Timothy Smith starts off by explaining his history, and why he is pursuing this path. He strikes me as one who feels a deep connection to nature, and with that he gets answers he seeks in that environment. This is not alien thinking to me. There is great power connecting with the natural world, and the peace and healing you experience out in the mountains, rivers, forests can have a overwhelming impact on your life. There's probably too much explanation here though, and I can understand how this can make the reading tedious and has the feeling of it being dragged out. At first my eyebrows raised with some of the experiences he shares. However, I am reminded that as a member of the Church of Jesus Christ of Latter-Day Saints I am already familiar with the concept of Heavenly visitations. It's not a stretch for me to believe in the validity of his claim. I did however wonder where the connection was, although his experience of meeting Moses strikes as to familiar. I wonder what his personal religious background was, and regarding some of the retelling I wondered if he had actually experienced this himself or is he using other people's experiences to retell an interesting story. I usually rely in cases like this on the promptings I feel as I read. Is the Holy Spirit giving me a feeling of confirmation to the truth of the account. This is to how I rely on the revelation of truth. Timothy doesn't actually make an initial connection to this experience. I'm not confused, or an unbeliever, more skeptical to where the significance of this event was. For me, God doesn't send messengers to his people on earth without a purpose. What would His purpose be in this vision?

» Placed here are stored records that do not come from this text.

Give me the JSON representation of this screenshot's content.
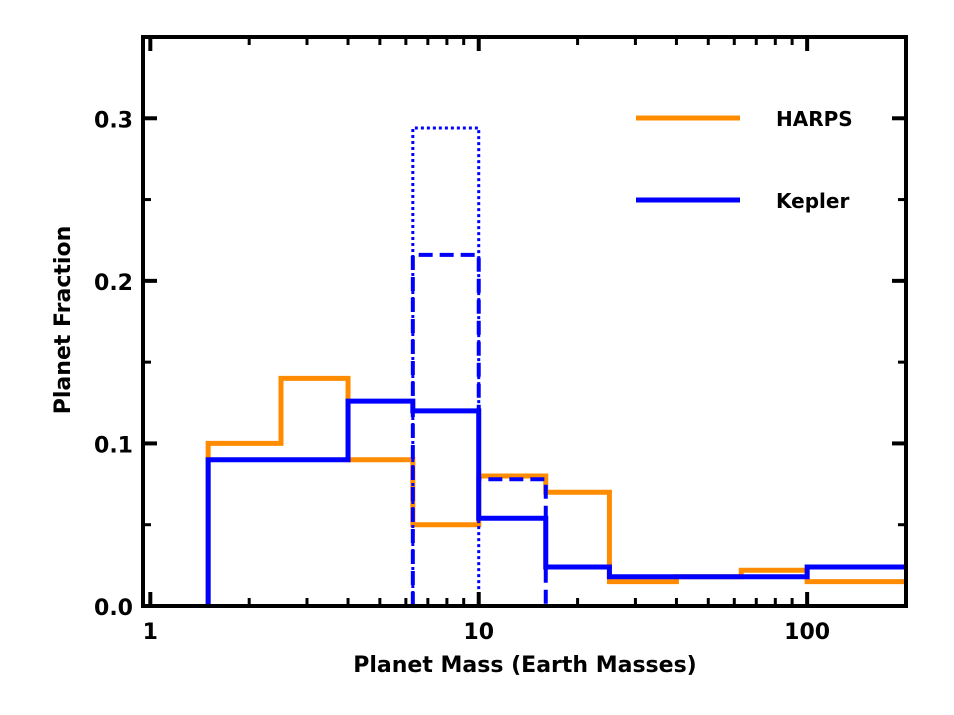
{
  "chart_data": {
    "type": "step",
    "title": "",
    "xlabel": "Planet Mass (Earth Masses)",
    "ylabel": "Planet Fraction",
    "xscale": "log",
    "xlim": [
      0.95,
      200
    ],
    "ylim": [
      0.0,
      0.35
    ],
    "xticks": [
      1,
      10,
      100
    ],
    "xtick_labels": [
      "1",
      "10",
      "100"
    ],
    "yticks": [
      0.0,
      0.1,
      0.2,
      0.3
    ],
    "ytick_labels": [
      "0.0",
      "0.1",
      "0.2",
      "0.3"
    ],
    "legend_position": "top-right",
    "series": [
      {
        "name": "HARPS",
        "color": "#ff8c00",
        "style": "solid",
        "in_legend": true,
        "bin_edges": [
          1.5,
          2.5,
          4.0,
          6.3,
          10.0,
          16.0,
          25.0,
          40.0,
          63.0,
          100.0,
          200.0
        ],
        "values": [
          0.1,
          0.14,
          0.09,
          0.05,
          0.08,
          0.07,
          0.015,
          0.018,
          0.022,
          0.015
        ]
      },
      {
        "name": "Kepler",
        "color": "#0000ff",
        "style": "solid",
        "in_legend": true,
        "bin_edges": [
          1.5,
          4.0,
          6.3,
          10.0,
          16.0,
          25.0,
          100.0,
          200.0
        ],
        "values": [
          0.09,
          0.126,
          0.12,
          0.054,
          0.024,
          0.018,
          0.024
        ]
      },
      {
        "name": "Kepler (dashed)",
        "color": "#0000ff",
        "style": "dashed",
        "in_legend": false,
        "bin_edges": [
          6.3,
          10.0,
          16.0
        ],
        "values": [
          0.216,
          0.078
        ]
      },
      {
        "name": "Kepler (dotted)",
        "color": "#0000ff",
        "style": "dotted",
        "in_legend": false,
        "bin_edges": [
          6.3,
          10.0
        ],
        "values": [
          0.294
        ]
      }
    ]
  }
}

I'm not sure that there is any new evidence raised within these pages that hasn't been brought to light by other scholars. His connections with passages he feels have a revealing nature, could be purely coincidental. Or they could have validity. I am wondering why as the book progresses the author is still asking the question - 'what is this all about?' 'why me?' 'What does this mean?' etc. He jumps from thought to thought and its just not straightforward or easy to understand. I've read countless non fiction doctrinal and inspirational books on the nature of God or other religious subjects. This one was just strange in format and retelling. He does refer often to acclaimed legitimate sources - I wonder if that is to bring some credibility to his own findings?
Would I recommend this to anyone? Probably not. It didn't do anything for me other than confusing what the true nature of his journey is. I am a solid believer in that this could have been something he could choose to devote his life to. Often the experiences we are graced with from on High are highly personal and sacred and are not really meant to be shared with another. I am usually skeptical of those who use those experiences for monetary gain. How did he even fund all of these travels around the world, months on end in the wilderness or living in expensive real estate areas without working?